Static phase mask Fabrication

In order to produce an 8-level dielectric phase mask, three binary amplitude masks were used. The binary masks were designed by using the resultant phase of the Gerchberg-Saxton optimization algorithm and discretizing the phase into 8 equal levels. Figures S1E and S1F shows the resulting optimized phase (Figure S1E) and it’s discretized 8-level version (Figure S1F).
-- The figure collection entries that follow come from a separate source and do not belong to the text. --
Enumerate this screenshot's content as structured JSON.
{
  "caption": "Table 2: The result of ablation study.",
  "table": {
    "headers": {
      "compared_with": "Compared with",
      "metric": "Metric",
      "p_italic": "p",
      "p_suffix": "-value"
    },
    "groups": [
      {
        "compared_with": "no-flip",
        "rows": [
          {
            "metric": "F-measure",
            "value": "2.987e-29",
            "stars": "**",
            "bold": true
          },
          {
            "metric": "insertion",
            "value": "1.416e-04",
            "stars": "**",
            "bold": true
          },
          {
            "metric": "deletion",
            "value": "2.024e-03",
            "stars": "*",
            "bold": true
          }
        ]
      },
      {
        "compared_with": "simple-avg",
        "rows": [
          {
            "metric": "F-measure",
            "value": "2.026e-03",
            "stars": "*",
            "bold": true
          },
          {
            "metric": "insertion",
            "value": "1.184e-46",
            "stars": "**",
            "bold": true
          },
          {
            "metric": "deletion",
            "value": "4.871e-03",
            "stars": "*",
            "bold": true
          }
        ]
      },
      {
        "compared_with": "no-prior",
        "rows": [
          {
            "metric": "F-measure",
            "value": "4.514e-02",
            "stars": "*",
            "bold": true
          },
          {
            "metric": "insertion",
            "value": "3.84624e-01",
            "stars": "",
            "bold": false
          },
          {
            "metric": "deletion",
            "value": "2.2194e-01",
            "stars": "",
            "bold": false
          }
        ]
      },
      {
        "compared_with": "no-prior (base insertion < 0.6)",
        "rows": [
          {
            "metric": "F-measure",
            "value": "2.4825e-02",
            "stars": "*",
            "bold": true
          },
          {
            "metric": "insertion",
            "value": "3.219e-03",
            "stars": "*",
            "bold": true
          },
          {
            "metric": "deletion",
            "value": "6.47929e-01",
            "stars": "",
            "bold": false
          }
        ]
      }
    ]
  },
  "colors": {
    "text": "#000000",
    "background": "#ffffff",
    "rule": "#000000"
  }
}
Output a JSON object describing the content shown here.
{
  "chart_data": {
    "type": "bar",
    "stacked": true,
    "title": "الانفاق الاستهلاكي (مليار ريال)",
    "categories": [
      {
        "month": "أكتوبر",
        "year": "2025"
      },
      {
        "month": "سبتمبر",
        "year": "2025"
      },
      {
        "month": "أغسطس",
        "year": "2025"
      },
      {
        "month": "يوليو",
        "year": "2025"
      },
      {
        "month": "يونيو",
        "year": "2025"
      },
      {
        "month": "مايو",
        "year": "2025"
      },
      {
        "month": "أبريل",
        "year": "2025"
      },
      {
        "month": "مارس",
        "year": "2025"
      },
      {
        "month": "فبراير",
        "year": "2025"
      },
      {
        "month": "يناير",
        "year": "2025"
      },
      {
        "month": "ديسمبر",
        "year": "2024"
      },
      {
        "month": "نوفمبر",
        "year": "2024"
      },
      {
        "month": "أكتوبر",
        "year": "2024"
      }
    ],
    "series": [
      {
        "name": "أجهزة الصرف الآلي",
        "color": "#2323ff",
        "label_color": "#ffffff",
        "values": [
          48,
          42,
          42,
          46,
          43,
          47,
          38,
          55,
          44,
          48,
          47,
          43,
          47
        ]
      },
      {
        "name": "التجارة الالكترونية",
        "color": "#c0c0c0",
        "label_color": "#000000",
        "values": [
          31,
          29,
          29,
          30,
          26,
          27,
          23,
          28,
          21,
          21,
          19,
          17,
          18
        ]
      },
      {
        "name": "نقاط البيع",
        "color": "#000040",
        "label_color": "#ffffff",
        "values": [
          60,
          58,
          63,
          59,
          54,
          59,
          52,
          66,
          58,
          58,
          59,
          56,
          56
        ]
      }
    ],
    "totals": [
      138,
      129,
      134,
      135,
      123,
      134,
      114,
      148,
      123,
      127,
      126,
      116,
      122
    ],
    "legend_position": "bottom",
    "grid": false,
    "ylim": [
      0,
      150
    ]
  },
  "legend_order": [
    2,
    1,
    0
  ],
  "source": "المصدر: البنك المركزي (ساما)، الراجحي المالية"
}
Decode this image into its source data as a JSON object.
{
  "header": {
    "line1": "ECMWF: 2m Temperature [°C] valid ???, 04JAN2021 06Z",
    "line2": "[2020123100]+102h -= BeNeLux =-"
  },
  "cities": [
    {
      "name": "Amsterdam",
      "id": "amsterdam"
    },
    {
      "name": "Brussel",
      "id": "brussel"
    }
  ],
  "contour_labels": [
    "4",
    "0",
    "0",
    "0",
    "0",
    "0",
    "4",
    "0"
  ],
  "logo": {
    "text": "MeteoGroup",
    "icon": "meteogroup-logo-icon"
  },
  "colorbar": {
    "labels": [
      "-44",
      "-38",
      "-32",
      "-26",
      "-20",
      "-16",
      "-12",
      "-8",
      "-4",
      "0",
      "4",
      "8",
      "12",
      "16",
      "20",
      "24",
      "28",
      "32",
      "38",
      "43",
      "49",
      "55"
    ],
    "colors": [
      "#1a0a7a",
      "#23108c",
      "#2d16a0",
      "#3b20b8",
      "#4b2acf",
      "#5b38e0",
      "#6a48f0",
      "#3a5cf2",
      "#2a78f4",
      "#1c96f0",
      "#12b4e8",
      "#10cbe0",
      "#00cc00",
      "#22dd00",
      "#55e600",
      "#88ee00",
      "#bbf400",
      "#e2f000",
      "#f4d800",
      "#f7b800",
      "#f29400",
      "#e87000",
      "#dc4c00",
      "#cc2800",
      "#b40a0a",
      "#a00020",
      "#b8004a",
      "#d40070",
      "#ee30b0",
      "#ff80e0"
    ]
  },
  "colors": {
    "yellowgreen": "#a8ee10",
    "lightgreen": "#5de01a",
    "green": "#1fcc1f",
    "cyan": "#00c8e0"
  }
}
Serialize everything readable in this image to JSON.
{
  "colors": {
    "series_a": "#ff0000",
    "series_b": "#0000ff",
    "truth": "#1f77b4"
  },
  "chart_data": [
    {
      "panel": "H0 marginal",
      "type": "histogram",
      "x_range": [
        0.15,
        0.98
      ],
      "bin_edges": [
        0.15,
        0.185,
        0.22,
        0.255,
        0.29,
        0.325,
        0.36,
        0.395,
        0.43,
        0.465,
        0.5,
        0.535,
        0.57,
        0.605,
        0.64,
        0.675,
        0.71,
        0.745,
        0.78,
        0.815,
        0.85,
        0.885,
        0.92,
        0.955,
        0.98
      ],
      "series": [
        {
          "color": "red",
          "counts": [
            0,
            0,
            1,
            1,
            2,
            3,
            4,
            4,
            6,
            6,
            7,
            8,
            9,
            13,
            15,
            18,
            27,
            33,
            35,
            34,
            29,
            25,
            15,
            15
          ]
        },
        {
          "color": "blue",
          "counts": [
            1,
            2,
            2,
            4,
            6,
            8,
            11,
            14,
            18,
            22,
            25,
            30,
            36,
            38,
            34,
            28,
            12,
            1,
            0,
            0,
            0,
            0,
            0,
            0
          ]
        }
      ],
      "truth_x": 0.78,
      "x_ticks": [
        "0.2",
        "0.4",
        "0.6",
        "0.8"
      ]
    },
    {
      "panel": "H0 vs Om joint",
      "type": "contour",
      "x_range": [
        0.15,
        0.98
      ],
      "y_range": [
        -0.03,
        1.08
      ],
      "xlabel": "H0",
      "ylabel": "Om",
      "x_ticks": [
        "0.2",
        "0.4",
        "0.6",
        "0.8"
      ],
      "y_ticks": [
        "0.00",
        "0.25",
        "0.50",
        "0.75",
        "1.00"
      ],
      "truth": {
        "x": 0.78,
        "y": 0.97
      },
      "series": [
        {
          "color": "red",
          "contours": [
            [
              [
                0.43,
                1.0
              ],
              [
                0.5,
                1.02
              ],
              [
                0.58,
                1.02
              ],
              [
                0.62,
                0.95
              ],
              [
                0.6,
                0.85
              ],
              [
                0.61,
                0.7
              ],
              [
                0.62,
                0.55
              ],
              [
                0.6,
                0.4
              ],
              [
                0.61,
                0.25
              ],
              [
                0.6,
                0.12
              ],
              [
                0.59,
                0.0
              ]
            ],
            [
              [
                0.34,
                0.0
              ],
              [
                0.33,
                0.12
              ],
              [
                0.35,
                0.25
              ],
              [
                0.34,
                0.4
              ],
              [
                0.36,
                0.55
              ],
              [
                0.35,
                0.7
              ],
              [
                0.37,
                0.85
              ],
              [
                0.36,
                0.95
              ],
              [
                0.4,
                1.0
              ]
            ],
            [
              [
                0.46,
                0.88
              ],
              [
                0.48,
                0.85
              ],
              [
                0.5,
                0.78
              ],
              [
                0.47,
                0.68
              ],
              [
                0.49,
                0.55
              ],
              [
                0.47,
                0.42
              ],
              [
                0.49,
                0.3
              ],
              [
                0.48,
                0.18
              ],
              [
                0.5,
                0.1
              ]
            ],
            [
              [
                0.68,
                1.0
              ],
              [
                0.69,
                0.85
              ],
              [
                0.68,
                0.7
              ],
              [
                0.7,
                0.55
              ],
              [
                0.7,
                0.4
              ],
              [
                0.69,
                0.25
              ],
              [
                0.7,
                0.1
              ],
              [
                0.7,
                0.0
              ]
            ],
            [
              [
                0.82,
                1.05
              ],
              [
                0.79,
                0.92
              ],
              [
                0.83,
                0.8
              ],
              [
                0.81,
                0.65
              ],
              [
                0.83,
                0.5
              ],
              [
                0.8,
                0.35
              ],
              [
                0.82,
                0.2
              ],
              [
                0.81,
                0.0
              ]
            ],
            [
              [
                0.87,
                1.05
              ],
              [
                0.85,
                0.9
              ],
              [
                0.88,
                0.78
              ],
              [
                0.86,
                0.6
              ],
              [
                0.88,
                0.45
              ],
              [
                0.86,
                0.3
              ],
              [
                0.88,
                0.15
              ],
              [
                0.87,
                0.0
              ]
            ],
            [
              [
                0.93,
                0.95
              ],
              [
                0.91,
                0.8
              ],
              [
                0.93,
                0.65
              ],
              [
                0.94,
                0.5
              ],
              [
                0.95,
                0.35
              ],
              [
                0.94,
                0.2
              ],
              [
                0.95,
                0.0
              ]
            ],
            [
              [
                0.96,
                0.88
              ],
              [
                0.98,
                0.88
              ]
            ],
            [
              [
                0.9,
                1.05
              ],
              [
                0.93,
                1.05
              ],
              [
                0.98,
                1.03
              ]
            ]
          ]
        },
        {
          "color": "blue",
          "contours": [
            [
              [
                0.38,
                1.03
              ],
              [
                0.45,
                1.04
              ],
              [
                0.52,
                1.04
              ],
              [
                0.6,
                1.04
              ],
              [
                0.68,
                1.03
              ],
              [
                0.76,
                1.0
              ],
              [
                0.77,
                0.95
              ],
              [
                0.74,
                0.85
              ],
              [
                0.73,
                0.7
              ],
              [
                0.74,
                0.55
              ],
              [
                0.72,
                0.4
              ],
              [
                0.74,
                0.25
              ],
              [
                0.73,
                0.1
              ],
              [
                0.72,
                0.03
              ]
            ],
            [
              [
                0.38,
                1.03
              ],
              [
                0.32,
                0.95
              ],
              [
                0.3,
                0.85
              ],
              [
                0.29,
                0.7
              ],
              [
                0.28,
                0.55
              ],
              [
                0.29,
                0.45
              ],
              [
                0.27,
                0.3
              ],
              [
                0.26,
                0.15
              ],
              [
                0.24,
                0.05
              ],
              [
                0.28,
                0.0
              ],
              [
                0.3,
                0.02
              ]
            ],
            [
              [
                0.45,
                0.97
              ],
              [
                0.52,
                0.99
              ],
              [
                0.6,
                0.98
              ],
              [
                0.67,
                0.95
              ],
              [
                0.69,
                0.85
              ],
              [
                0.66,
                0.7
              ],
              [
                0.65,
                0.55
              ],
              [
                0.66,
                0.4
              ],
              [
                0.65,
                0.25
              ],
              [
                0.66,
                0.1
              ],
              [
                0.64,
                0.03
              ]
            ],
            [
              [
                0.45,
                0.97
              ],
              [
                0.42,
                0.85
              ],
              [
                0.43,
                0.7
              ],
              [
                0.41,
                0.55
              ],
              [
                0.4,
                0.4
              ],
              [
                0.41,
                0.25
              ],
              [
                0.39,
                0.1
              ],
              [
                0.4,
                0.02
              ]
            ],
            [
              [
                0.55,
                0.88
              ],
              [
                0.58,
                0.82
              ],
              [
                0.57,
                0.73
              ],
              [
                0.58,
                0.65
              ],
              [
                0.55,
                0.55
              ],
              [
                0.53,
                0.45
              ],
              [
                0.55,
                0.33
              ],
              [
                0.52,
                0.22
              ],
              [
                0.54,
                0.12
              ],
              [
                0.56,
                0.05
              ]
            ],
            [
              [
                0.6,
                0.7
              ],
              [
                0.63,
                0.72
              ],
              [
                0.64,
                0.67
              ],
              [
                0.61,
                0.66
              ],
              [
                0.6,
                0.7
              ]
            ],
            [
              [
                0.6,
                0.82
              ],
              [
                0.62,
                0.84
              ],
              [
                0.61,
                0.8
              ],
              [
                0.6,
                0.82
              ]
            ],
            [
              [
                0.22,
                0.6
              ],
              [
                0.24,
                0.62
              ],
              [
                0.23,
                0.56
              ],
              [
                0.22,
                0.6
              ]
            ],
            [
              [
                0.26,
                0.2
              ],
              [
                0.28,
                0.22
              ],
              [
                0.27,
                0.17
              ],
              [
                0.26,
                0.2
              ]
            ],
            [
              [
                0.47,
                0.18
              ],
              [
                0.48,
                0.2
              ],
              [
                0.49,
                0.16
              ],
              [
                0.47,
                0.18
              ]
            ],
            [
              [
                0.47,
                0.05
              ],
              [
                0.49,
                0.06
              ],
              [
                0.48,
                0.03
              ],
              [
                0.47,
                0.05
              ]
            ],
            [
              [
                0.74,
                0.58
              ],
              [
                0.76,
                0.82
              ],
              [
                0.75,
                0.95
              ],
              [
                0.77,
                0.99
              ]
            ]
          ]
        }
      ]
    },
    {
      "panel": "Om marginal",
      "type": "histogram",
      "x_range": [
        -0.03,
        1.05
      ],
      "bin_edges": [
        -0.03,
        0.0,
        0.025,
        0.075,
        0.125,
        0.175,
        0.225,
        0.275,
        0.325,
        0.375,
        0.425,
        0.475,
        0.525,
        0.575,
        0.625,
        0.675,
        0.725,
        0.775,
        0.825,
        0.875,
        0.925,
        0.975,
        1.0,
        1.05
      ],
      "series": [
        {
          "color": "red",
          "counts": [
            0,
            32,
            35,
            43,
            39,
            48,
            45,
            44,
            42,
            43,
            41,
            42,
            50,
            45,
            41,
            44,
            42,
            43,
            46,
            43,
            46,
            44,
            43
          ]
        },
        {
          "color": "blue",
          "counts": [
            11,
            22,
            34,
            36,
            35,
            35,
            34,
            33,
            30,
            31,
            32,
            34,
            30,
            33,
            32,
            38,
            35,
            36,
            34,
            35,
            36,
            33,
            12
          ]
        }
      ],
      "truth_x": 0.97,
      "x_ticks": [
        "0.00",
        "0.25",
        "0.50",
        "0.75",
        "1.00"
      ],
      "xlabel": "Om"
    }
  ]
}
The binary amplitude masks were then fabricated using a direct write laser system – Heidelberg DWL 66FS which has a lateral resolution of ∼1 μm. Each binary mask is then used to perform contact lithography on the fused silica substrate where a positive photo resist is spun coated on the surface of substrate, followed by transferring the binary pattern onto the photoresist using UV light exposure. The substrate is then developed to remove the unexposed areas followed by anisotropic etching using a reactive ion etcher which was pre-calibrated to measure etch depth as a function of time. The residual photoresist was then washed off. This process was then repeated for each binary amplitude mask. The resulting phase mask was then imaged using a Veeco white light vertical scanning interferometer. A 2x magnification objective was used to maximize the field of view. Figures S1G and S1H shows the comparison between the phase profile of the discretized theoretical mask (Figure S1G) and the height profile of the fabricated mask (Figure S1H) in the same region of interest.

Published: August 15, 2022

Data and code availability

Data reported in this paper will be shared by the lead contact upon request. This paper does not report original code. Any additional information required to reanalyze the data reported in this paper is available from the lead contact upon request.